Declining attendances but still little movement on ticket prices. Bruce Wilkinson discovers why

When the then minister for culture, media and sport negotiated with the EU in 2005-06 to save the Premier League’s right to retain collective TV bargaining, there was supposed to be a payback. Richard Caborn believed that part of the money the clubs would get from the next huge TV deal would be used to reduce ticket prices. A couple of football seasons and sports ministers down the line and we are yet to see much evidence of the Premier League members fulfilling their part of the bargain.

Meanwhile, despite being part of “the greatest league in the world”, a number of clubs have struggled with declining attendances. Middlesbrough, Wigan, Bolton and Blackburn have all failed to attract large crowds other than for big matches. It is no coincidence that these teams are in the parts of northern England still struggling to overcome the decline of traditional industry, with parts of Lancashire having some of the lowest average incomes in the country.

This season, in an attempt to lure back fans scared away by mounting costs, the four have lowered ticket prices by up to 50 per cent. The north-western clubs have brought their average season-ticket price down to around the £300-£350 mark, while Middlesbrough’s have been reduced to about £400. This compares favourably with the cost of going to see many Championship teams (where the average is around £450) and is even competitive with some League One sides – Brighton & Hove Albion followers pay around £500.

Prices for young people (up to the age of 21) have also been significantly dropped, with some children’s season tickets as low as £40 and a variety of reductions on matchday ticket prices, down to between £20 and £30. Knockout competition admission has been reduced even more dramatically, to as little as £5 for some European games and £15 for League Cup and FA Cup matches.

Of the four to reduce prices, Blackburn Rovers have benefited the most with 2007‑08 average attendances up by around 2,000 on last season (more than 3,000 on a game-by-game comparison). Over the same period Wigan’s attendances showed a slight increase, up by 1.8 per cent, with derbies against Bolton and Man Utd still to come. Middlesbrough’s attendances were down by a thousand and crowds at Bolton have fallen by nearly four thousand on 2006-07 – but Boro’s crowds have fallen for four seasons in a row and this season is the first time in five years that Bolton have been involved in a relegation scrap.

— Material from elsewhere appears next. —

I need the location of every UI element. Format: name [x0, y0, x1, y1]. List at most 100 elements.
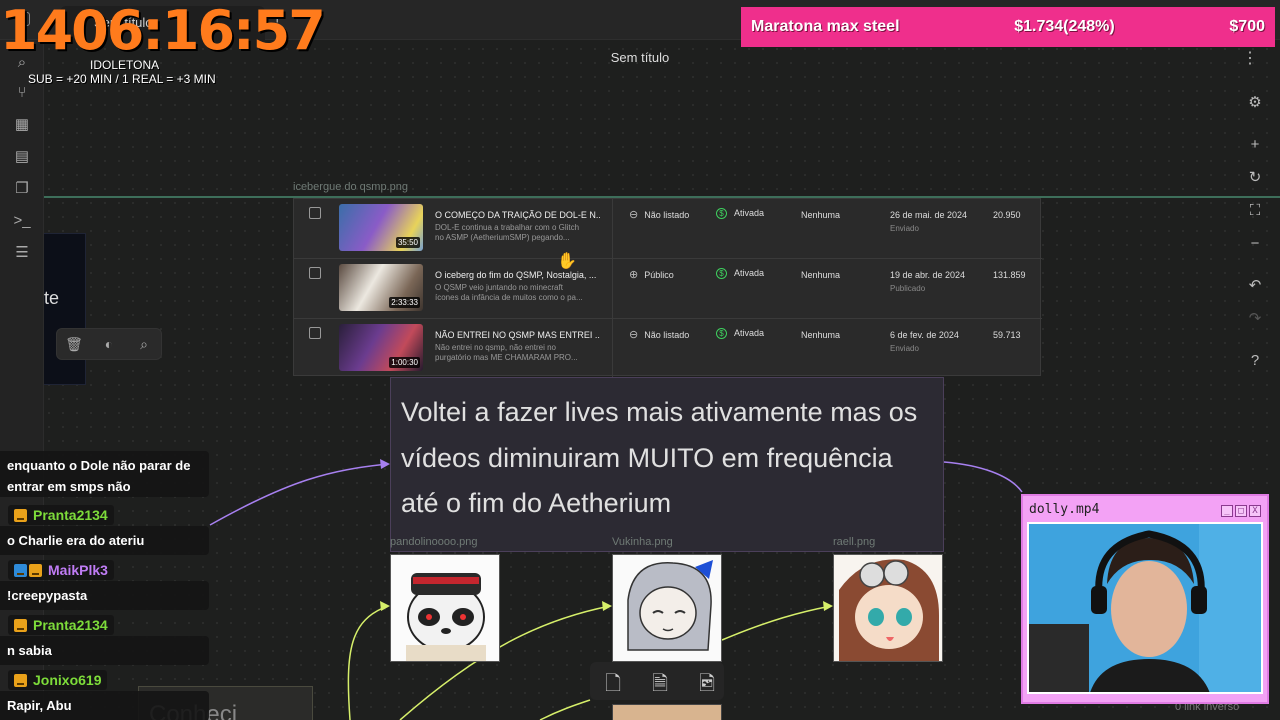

Blackburn’s “We Believe” campaign seems to have been a great success, with ­season‑ticket sales increasing by 19 per cent on last year and an average 600 more matchday ticket attendees per game. Rovers have managed to bring back fans who haven’t had a season ticket for up to eight seasons and, if you taken into account the usual “churn”, they actually have 3,500 new members.

Although Blackburn had originally set aside £1 million of TV money to invest in the scheme, the increased gate revenue has meant that they have had to use only £300,000. This is a tiny amount of money when put into the context of the transfer fees and wages for most top-level footballers. Taking into account the added matchday revenue that the extra numbers bring in through food and drink sales, combined with the advantage a better atmosphere gives to the team, and it’s fairly easy to see that the exercise has been of real benefit to the Rovers.

These four clubs were prepared to gamble with taking a financial hit in order to try to bring back deserting supporters. With many stadiums full or close to full most weeks, there appears to be little motivation for most of the others even to consider reducing prices. In fact, most leading clubs are still using the demand for tickets to justify ever-rising prices, while a new breed of carpet-bagging owners are looking at gate receipts as a way of maximising the return on their investment.

The government does not have the political will to act on the fans’ behalf, while the football authorities are currently far too weak to act on the issue. Pricing needs to be considered with reference to what is best for the long-term future of the game, but this would take strong leadership, something English football has been lacking for many years now.